この医療で必須となるがんゲノム検査が保険適用の前段階である厚労省の部会を通過したとのニュースが飛び込んできました。

「がんゲノム検査、保険適用へ…来春にも」
https://yomidr.yomiuri.co.jp/article/20181214-OYTET50038/

記事によると来年の春に保険適用され、我が国でもがんゲノム医療が本格始動することになるそうです。
再発が確定し、薬物治療が手薄な癌種であるがゆえに治療が大詰めとなってきた身としては大いに期待しています。

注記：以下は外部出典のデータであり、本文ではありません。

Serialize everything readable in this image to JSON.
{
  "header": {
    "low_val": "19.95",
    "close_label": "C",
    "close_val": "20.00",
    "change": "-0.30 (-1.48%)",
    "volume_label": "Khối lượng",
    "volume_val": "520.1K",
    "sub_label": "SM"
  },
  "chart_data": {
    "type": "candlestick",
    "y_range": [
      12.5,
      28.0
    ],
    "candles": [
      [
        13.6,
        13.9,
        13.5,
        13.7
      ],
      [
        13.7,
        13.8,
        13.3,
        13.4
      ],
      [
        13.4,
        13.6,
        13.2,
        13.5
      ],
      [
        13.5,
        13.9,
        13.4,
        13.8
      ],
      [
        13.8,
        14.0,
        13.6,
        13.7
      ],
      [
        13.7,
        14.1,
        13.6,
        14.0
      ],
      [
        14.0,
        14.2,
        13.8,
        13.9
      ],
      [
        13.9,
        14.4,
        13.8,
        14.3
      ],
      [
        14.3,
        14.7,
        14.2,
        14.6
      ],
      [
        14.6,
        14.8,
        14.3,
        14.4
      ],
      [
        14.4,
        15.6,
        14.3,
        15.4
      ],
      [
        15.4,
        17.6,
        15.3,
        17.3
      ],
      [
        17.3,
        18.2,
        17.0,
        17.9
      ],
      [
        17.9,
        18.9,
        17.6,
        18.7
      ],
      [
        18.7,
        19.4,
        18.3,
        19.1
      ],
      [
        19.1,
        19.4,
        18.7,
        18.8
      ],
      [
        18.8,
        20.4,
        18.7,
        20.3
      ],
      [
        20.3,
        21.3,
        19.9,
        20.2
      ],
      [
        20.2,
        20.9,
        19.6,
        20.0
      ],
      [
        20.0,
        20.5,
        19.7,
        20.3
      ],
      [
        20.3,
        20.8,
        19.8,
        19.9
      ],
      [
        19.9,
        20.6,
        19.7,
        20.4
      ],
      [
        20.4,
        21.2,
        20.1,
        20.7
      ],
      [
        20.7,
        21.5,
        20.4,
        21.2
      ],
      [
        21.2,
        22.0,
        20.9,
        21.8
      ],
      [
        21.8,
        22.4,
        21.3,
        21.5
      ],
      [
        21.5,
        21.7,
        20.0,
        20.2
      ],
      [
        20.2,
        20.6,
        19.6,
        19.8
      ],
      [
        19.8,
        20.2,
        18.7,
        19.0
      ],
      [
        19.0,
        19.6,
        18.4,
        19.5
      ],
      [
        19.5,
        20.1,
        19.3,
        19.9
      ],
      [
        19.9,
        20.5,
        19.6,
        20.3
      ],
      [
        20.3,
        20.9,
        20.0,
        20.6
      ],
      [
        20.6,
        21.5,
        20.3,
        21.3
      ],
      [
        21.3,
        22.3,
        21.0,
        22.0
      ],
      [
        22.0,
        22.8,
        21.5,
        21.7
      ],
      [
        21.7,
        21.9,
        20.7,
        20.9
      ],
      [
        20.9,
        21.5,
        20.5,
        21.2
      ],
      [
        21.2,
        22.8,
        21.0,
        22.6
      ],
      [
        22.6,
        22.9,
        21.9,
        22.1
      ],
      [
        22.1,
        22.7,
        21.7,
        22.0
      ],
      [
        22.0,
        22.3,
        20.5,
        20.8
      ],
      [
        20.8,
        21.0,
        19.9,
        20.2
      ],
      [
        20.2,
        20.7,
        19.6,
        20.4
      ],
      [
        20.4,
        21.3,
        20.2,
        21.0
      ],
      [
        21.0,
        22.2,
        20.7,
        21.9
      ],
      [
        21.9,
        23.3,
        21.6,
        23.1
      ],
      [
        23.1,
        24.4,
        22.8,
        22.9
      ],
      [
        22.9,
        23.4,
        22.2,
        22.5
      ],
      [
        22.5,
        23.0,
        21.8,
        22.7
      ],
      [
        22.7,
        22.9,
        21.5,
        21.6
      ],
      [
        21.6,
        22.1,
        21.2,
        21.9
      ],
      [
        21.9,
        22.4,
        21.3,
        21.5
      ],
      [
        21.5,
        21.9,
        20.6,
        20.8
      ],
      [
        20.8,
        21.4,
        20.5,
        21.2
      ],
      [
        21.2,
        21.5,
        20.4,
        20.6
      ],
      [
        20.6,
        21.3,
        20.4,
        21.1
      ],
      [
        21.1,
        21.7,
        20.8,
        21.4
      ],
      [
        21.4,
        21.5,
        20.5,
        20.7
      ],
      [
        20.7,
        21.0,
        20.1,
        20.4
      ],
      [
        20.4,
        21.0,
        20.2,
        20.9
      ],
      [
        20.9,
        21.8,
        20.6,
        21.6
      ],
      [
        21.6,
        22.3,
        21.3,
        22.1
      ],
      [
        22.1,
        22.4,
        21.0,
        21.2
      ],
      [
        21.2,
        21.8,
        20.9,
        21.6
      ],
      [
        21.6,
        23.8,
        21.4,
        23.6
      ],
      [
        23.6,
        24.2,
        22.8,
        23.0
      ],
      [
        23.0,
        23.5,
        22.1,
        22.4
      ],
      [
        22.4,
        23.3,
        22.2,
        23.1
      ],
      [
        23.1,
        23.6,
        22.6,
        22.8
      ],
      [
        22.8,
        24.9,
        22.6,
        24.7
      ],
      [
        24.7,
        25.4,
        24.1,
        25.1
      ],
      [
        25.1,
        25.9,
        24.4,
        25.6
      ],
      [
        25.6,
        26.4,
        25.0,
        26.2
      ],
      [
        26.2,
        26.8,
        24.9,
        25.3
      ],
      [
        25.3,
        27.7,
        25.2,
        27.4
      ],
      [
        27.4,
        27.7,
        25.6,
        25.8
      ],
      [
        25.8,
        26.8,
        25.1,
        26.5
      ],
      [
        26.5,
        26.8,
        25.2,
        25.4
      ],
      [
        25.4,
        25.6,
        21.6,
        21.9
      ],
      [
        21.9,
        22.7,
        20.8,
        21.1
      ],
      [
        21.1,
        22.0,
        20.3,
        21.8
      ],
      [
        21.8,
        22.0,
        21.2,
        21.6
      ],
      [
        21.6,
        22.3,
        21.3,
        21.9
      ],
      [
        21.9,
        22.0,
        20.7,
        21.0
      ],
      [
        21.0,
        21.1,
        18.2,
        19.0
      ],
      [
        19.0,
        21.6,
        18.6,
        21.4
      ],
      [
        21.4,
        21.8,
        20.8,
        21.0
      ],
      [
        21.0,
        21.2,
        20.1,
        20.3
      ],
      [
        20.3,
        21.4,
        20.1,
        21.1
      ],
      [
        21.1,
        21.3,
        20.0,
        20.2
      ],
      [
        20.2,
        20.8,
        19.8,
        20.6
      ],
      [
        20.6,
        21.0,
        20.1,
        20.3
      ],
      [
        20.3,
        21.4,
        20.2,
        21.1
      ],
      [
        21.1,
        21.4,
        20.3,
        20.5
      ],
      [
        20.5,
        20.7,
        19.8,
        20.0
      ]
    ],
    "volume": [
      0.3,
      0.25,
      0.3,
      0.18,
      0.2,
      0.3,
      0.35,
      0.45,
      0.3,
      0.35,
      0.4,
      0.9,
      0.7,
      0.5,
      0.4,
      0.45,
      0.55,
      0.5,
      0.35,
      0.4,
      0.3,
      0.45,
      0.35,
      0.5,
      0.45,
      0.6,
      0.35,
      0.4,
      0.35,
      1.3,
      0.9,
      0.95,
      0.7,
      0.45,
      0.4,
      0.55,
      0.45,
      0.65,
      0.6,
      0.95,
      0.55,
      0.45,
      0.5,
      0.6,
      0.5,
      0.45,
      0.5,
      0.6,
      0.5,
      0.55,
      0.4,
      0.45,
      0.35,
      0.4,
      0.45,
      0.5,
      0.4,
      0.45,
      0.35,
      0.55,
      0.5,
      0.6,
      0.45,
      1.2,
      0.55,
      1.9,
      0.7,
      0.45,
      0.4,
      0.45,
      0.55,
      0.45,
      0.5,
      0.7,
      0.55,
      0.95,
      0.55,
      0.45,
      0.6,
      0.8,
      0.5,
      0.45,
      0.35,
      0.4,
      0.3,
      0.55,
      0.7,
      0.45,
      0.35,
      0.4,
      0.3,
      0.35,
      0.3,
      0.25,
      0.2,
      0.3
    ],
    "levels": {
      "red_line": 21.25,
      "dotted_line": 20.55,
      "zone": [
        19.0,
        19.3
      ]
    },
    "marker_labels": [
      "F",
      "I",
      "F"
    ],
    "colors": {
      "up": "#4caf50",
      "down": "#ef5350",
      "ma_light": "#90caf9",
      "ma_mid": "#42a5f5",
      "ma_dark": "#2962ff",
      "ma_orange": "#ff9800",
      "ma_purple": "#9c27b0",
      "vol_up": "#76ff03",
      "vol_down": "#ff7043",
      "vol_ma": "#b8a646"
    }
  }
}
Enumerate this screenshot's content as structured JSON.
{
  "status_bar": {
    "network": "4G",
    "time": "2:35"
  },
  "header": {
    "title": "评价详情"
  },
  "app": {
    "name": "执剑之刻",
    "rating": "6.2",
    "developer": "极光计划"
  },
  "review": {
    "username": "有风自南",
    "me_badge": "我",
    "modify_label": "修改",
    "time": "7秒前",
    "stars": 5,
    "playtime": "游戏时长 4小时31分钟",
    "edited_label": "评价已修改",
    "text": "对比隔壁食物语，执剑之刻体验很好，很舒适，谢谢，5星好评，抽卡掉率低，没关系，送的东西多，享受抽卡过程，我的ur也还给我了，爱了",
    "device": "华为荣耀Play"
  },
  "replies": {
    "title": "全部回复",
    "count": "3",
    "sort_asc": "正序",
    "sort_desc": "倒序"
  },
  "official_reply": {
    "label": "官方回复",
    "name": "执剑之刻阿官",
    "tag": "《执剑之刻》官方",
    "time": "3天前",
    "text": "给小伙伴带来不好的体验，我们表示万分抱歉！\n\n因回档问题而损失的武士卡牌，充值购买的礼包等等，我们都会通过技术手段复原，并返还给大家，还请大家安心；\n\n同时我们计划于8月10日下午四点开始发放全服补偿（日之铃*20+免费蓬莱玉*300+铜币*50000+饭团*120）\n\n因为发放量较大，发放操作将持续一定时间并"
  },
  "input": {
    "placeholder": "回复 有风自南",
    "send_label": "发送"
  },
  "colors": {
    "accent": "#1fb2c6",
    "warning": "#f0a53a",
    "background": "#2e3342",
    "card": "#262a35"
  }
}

一体どのようなものなのかと興味を持っている方も多いのではと思います。
まとまった情報としては国立がん研究センターのがん情報サービスに解説があります。
国立がん研究センターの患者・市民パネルとして私も微力ながら関わらせていただいたページです。
ぜひご一読下さい。
「がんゲノム医療とがん医療における遺伝子検査」
「がん医療における遺伝子検査 まず、知っておきたいこと」

また、夏に参加した臨床腫瘍学会の患者向けセッションで聞いてきたがんゲノム医療についてまとめた「【臨床腫瘍学会】がんゲノム医療」もご参照いただければと思います。

がんゲノム医療に対する期待は非常に大きいですが、まず1割くらいの人にしか適合する薬がないという医学の限界と、適合する薬が保険適用外であると使えない(使うとしても高額な自費診療である)という我が国の制度の限界によって、それほど多くの人に恩恵をまだもたらせないものであるというのも事実です。
しかしながら新しいがん治療の時代の始まりに間に合いそうなことは本当によかったと思います。
このままがんでは死なない時代の到来まで間に合うように生き延びたいものです。